Continuing the trend of paper mill closures, Domtar Corp. announced it would permanently close its mill in Gatineau, Quebec, along with its converting center in Ottawa, Ontario. What’s more, Domtar plans to permanently close two paper machines, one located at its Woodland mill in Baileyville, ME, and another at its Port Edwards, WI, mill.
The Gatineau mill has an annual production capacity of 125,000 tons of coated and uncoated paper. The mill and the Ottawa converting center together employ approximately 250 people. These facilities are expected to cease operations by Oct. 27, 2007. The Woodland paper machine has a yearly production capacity of 125,000 tons of uncoated paper. The immediate permanent closure of this machine will reduce the mill’s workforce by about 150 jobs.
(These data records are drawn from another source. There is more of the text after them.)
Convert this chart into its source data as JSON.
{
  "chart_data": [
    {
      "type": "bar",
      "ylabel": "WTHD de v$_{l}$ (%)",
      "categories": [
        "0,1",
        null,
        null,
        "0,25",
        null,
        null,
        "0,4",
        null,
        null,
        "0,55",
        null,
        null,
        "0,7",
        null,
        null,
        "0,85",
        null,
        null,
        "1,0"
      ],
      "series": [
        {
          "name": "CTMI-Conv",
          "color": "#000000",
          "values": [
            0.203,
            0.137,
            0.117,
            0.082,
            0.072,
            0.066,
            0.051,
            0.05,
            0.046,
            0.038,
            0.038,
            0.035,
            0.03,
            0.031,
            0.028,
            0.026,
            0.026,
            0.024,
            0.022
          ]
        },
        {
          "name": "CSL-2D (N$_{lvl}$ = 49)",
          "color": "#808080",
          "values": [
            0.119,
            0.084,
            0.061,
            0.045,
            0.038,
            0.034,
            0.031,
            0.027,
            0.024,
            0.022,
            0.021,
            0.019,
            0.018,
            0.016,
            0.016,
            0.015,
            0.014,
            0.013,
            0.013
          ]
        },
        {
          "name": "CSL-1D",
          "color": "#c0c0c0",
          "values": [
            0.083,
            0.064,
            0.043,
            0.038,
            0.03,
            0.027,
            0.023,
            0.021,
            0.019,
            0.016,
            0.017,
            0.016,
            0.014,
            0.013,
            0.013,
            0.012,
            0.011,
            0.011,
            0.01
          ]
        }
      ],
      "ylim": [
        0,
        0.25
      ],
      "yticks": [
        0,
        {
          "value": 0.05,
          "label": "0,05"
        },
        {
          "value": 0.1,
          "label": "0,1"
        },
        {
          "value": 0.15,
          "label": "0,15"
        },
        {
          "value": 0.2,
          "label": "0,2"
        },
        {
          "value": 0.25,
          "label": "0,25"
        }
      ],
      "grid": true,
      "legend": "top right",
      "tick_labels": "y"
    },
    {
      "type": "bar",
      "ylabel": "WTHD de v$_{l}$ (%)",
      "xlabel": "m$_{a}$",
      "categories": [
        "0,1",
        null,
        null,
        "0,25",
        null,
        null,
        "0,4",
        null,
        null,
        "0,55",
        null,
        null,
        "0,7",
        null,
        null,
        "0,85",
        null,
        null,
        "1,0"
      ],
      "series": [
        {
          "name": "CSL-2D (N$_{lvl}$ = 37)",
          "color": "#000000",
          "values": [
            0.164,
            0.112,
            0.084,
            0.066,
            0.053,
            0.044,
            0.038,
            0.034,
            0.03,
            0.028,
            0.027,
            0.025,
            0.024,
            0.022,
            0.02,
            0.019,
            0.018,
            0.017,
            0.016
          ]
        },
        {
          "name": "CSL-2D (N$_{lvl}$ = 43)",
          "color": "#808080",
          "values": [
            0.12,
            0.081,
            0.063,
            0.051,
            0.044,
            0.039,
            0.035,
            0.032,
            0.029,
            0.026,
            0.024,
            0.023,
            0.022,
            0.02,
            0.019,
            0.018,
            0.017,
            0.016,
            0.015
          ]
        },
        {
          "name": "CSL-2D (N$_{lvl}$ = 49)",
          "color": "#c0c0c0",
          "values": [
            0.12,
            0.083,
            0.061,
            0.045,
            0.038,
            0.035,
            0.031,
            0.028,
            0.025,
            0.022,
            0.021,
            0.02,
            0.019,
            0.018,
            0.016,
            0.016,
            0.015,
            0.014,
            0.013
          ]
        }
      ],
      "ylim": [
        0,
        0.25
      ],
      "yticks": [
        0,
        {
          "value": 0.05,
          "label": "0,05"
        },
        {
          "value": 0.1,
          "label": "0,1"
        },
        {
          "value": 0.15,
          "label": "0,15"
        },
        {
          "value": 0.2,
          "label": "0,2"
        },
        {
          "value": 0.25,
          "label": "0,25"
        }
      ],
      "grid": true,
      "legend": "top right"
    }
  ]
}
Meanwhile, the Port Edwards No. 5 paper machine has an annual capacity of 34,000 tons of uncoated paper. Its immediate permanent closure will reduce the mill’s workforce by approximately 30 jobs. In total, these closures will eliminate approximately 284,000 tons of Domtar’s annual production capacity and reduce its total workforce by about 430 people. In March Domtar merged with Weyerhaeuser Co.’s fine paper business and related assets, creating the largest manufacturer and marketer of uncoated freesheet paper in North America and the second largest in the world.
David Goldschmidt, vice president of marketing, catalog division for paper brokerage Strategic Paper Group, says the announcement is more bad news for catalogers. “This takes away one more option,” he says. “Also, any capacity reduction could always cause prices to go up, so from the catalogers’ standpoint, this is not a good thing.”
Already this year catalogers took a substantial hit with the postal increase in mid-May. With mill closures and paper capacity reductions, when will this trend end? “I think the trend has certainly continued, not sure if it will be ongoing or not,” Goldschmidt adds. “The Canadian mills continue to be challenged by the exchange rate and higher fuel/freight costs.”